Malwarebytes stopped the download, saying it was malware. From what I can tell this isn't really malware, so do you know why there might be a false positive? Thanks!

leecher1337 commented 3 years ago

Some crappy Antivirus products will flag ldntvdm.dll loaders as malware. The most likely reason is that the loader needs to use process propagation and injection methods to ensure that it gets injected into every process in the system in order to work properly (as the process creation code of the Windows system libraries needs to get patched in order to re-enable DOS/Win16 support and several bugs in Windows also need to get patched, further information can be found in the sourcecode of the loader). For example, the loader needs to use some shellcode to do a proper 32->64bit process propagation and is doing this with some well-known shellcode that is also available in the Metasploit framework.
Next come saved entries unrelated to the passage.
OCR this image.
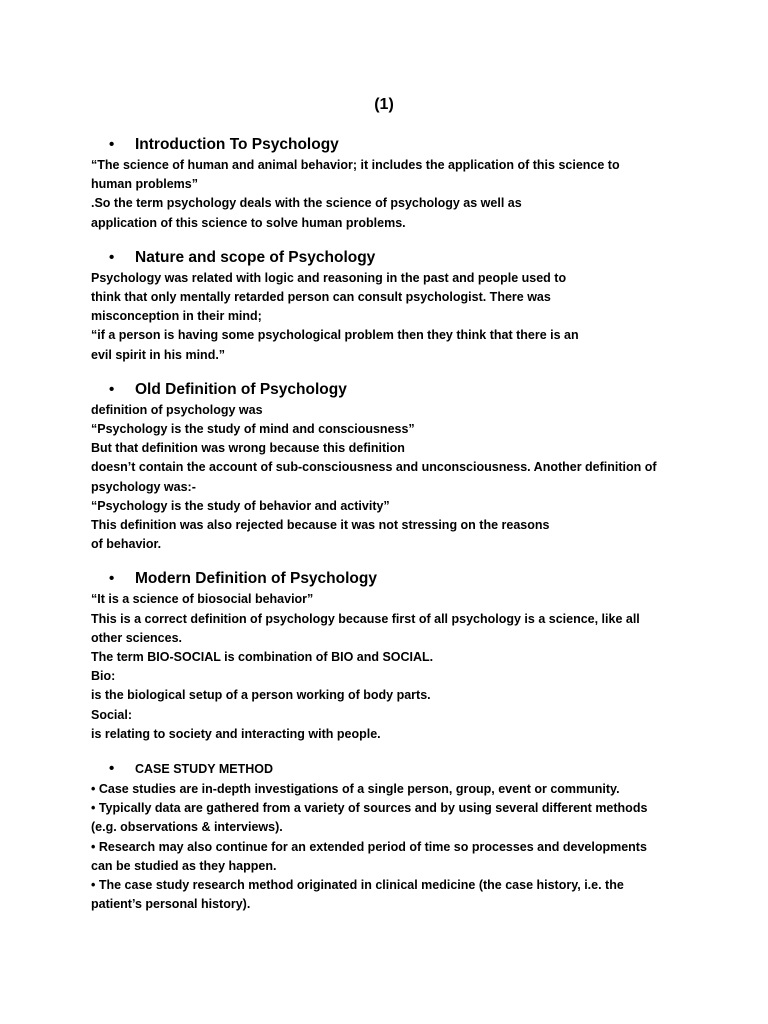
(1)
• Introduction To Psychology
“The science of human and animal behavior; it includes the application of this science to
human problems”
.So the term psychology deals with the science of psychology as well as
application of this science to solve human problems.
• Nature and scope of Psychology
Psychology was related with logic and reasoning in the past and people used to
think that only mentally retarded person can consult psychologist. There was
misconception in their mind;
“if a person is having some psychological problem then they think that there is an
evil spirit in his mind.”
• Old Definition of Psychology
definition of psychology was
“Psychology is the study of mind and consciousness”
But that definition was wrong because this definition
doesn’t contain the account of sub-consciousness and unconsciousness. Another definition of
psychology was:-
“Psychology is the study of behavior and activity”
This definition was also rejected because it was not stressing on the reasons
of behavior.
• Modern Definition of Psychology
“It is a science of biosocial behavior”
This is a correct definition of psychology because first of all psychology is a science, like all
other sciences.
The term BIO-SOCIAL is combination of BIO and SOCIAL.
Bio:
is the biological setup of a person working of body parts.
Social:
is relating to society and interacting with people.
• CASE STUDY METHOD
• Case studies are in-depth investigations of a single person, group, event or community.
• Typically data are gathered from a variety of sources and by using several different methods
(e.g. observations & interviews).
• Research may also continue for an extended period of time so processes and developments
can be studied as they happen.
• The case study research method originated in clinical medicine (the case history, i.e. the
patient’s personal history).
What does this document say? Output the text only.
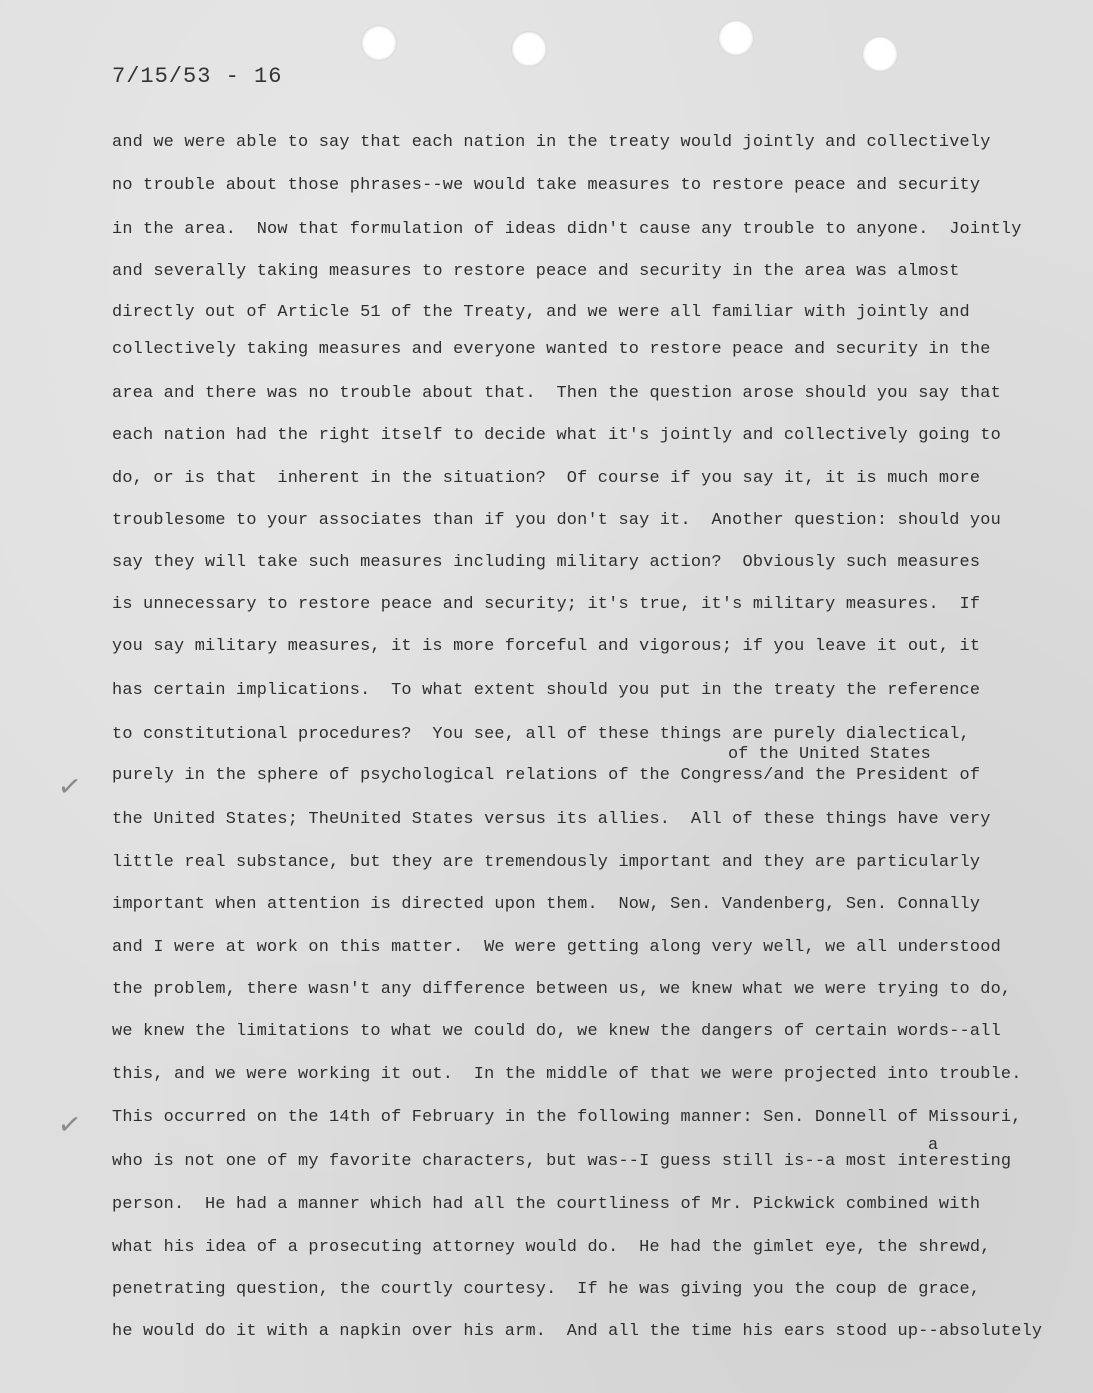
7/15/53 - 16
and we were able to say that each nation in the treaty would jointly and collectively
no trouble about those phrases--we would take measures to restore peace and security
in the area.  Now that formulation of ideas didn't cause any trouble to anyone.  Jointly
and severally taking measures to restore peace and security in the area was almost
directly out of Article 51 of the Treaty, and we were all familiar with jointly and
collectively taking measures and everyone wanted to restore peace and security in the
area and there was no trouble about that.  Then the question arose should you say that
each nation had the right itself to decide what it's jointly and collectively going to
do, or is that  inherent in the situation?  Of course if you say it, it is much more
troublesome to your associates than if you don't say it.  Another question: should you
say they will take such measures including military action?  Obviously such measures
is unnecessary to restore peace and security; it's true, it's military measures.  If
you say military measures, it is more forceful and vigorous; if you leave it out, it
has certain implications.  To what extent should you put in the treaty the reference
to constitutional procedures?  You see, all of these things are purely dialectical,
of the United States
purely in the sphere of psychological relations of the Congress/and the President of
the United States; TheUnited States versus its allies.  All of these things have very
little real substance, but they are tremendously important and they are particularly
important when attention is directed upon them.  Now, Sen. Vandenberg, Sen. Connally
and I were at work on this matter.  We were getting along very well, we all understood
the problem, there wasn't any difference between us, we knew what we were trying to do,
we knew the limitations to what we could do, we knew the dangers of certain words--all
this, and we were working it out.  In the middle of that we were projected into trouble.
This occurred on the 14th of February in the following manner: Sen. Donnell of Missouri,
a
who is not one of my favorite characters, but was--I guess still is--a most interesting
person.  He had a manner which had all the courtliness of Mr. Pickwick combined with
what his idea of a prosecuting attorney would do.  He had the gimlet eye, the shrewd,
penetrating question, the courtly courtesy.  If he was giving you the coup de grace,
he would do it with a napkin over his arm.  And all the time his ears stood up--absolutely
✓
✓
As you can imagine, malware also often has the same goals - inject into every process, but not for good, but for evil purposes. Now some Antivirus programs want to be smart and use a "generic" approach for Malware detection instead of relying on signatures. So some AVs mistakenly think that the NTVDMx64 loaders are new malware. Some other AVs find the Metasploit shellcode for process propagation and flag it as malware, even though it is not used for bad purposes. And yet some other AVs have very bad signatures and mistake the loader for a sample of another malware (iirc, Windows Defender i.e. has a bad signature for Wacatac!ml and thinks that the loader is this malware sample).

Now, generally one can submit the files to the AV vendors and report them as false positives. The good AV companies then analyze the loader and find out themselves that it is harmless and whitelist the sample in their definition update. Some shitty AV vendors just refuse to do so for no apparent reason (I also experienced this). But the problem remains: As soon as the loader code is modified due to an update, you have to submit the new loader again and get another whitelisting from all vendors that report false positives which is quite time consuming and as said, some AV vendors even just ignore you, even though they can read the full source code and compare it with the .dll.

Some personal experienced examples on how stupid generic signatures acutally are: I wrote other software and packed some executable sections together to make the .exe file smaller (Just merged sections, this is completely valid). Which was enough to trigger some generic signatures (for some AV vendor, packed executable - which is completely legitimate - was enough to trigger a generic signature - can you believe that? This behaviour just plain stupid!). And I once wrote an application whose sole purpose was to reconnect disconnected network drives. Roughly 50 lines of C code. 50% of all AVs on virustotal.com flagged it as a virus! That gave me an impression how bad these generic signatures really are.

So I guess it's helpful if a significant amount of people complain to their AV vendor about the false positives so that they whitelist the loaders, but remember: It only lasts till the next update, then we have to play the whole game again. So the easiest method is possibly whitelisting the loaders yourself and thell your AV to leave it alone.

In case you don't trust the compiled loaders, you can always compile them yourself with Visual Studio 2015 Community edition (newer versions might also work), full sourcecode is available.